TLDR
- B. Riley cut its price target on Oklo from $129 to $92, keeping a Buy rating
- Craig-Hallum lowered its target from $87 to $71, maintaining a Hold, citing increased capital needs
- Needham trimmed its target from $135 to $73, keeping a Buy, implying roughly 20% upside
- CEO Jacob Dewitte and CFO Richard Bealmear each sold around 72,000 shares at $60 on March 13; insiders have sold ~$170M worth of stock in the past 90 days
- On the positive side, Oklo’s Atomic Alchemy unit received both a DOE Nuclear Safety Design Agreement and an NRC materials license
Oklo’s stock has had a rough six months. The nuclear energy company, trading at around $60.76, is down 42% over that period and well below its 52-week high of $193.84.
Several analyst firms moved their price targets lower this week following the company’s Q4 2025 earnings report. The targets came down, but most analysts aren’t walking away — they’re just recalibrating.
B. Riley cut its target from $129 to $92 but kept its Buy rating. The firm pointed to real progress in the business: DOE approvals for the Aurora plant at Idaho National Laboratory, a prepayment agreement with Meta for up to 1.2 gigawatts in Ohio, early fuel facility construction, and regulatory milestones for its Atomic Alchemy isotope unit.
Needham also kept its Buy rating but lowered its target sharply, from $135 to $73. That new target still implies around 20% upside from current levels, and the Street’s average target sits near $94.80 with a “Moderate Buy” consensus.
Craig-Hallum was more cautious. It kept a Hold rating and cut its target from $87 to $71. The firm revised its estimates to account for higher operating expenses, increased capital spending, and updated timing assumptions on future capital needs. It also left expected 2026 isotope revenue — likely below $5 million — out of its model entirely, pending more clarity.
Capital Needs and Insider Selling Weigh on Sentiment
Oklo ended Q4 2025 with $1.4 billion in cash. After the quarter closed, it raised an additional $1.2 billion. For 2026, the company guided operating cash use of $80 million to $100 million, plus investing cash use of $350 million to $450 million.
Despite the cash position, the company posted an EBITDA loss of $97 million over the trailing twelve months and a full-year 2025 operating loss of $139.3 million. Analysts do not expect profitability this year.

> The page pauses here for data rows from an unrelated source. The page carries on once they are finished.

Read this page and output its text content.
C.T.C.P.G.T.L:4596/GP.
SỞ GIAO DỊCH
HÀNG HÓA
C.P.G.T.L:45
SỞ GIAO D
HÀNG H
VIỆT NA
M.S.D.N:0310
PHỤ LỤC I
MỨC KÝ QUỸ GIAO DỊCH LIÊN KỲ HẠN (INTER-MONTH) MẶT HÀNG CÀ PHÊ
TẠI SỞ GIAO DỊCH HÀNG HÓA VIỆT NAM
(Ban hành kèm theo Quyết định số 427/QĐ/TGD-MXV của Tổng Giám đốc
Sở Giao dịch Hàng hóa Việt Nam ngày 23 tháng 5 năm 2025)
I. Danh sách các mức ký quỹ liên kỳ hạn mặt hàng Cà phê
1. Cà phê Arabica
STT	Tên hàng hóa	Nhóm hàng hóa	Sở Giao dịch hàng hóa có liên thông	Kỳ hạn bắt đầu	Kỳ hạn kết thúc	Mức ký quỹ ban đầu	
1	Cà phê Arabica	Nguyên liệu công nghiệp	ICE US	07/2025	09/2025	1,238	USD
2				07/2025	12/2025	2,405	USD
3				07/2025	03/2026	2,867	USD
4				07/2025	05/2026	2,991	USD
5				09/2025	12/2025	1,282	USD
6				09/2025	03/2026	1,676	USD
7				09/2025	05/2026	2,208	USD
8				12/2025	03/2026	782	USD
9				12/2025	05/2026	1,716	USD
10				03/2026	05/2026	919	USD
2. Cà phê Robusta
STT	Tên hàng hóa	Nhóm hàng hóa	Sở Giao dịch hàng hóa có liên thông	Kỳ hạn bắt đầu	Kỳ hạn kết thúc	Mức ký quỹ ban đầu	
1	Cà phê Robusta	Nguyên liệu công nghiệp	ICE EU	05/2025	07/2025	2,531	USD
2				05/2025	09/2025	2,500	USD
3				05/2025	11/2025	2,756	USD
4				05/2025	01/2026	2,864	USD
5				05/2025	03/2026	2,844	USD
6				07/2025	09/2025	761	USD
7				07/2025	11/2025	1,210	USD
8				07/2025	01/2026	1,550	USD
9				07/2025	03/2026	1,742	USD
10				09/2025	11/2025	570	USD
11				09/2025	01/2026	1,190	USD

Adding to the pressure, CEO Jacob Dewitte sold around 72,960 shares on March 13 at $60, a transaction totaling roughly $4.38 million. CFO Richard Bealmear sold 72,090 shares on the same day at the same price, worth around $4.33 million. Over the past 90 days, insiders have sold approximately 2.07 million shares worth around $170 million in total. Insiders still hold 18.9% of the company.
Regulatory Progress Continues
Not everything is heading in the wrong direction. Oklo’s Atomic Alchemy subsidiary received a DOE Nuclear Safety Design Agreement for its Groves isotopes test reactor. It also received an NRC materials and isotope license — the first NRC license Oklo has received through an acquired subsidiary.
The company’s Aurora reactor received its first design approval from the Department of Energy, a step needed to move forward on a 1.2-gigawatt power agreement with Meta, with delivery targeted by 2034.
William Blair reaffirmed an Outperform rating. Cantor Fitzgerald reiterated an Overweight with a $122 target. Barclays rates it Overweight with an $82 target. Bank of America rates it Buy with a $127 target.
Oklo’s 50-day moving average stands at $75.08 and its 200-day moving average at $95.27. The company carries a market cap of around $9.49 billion.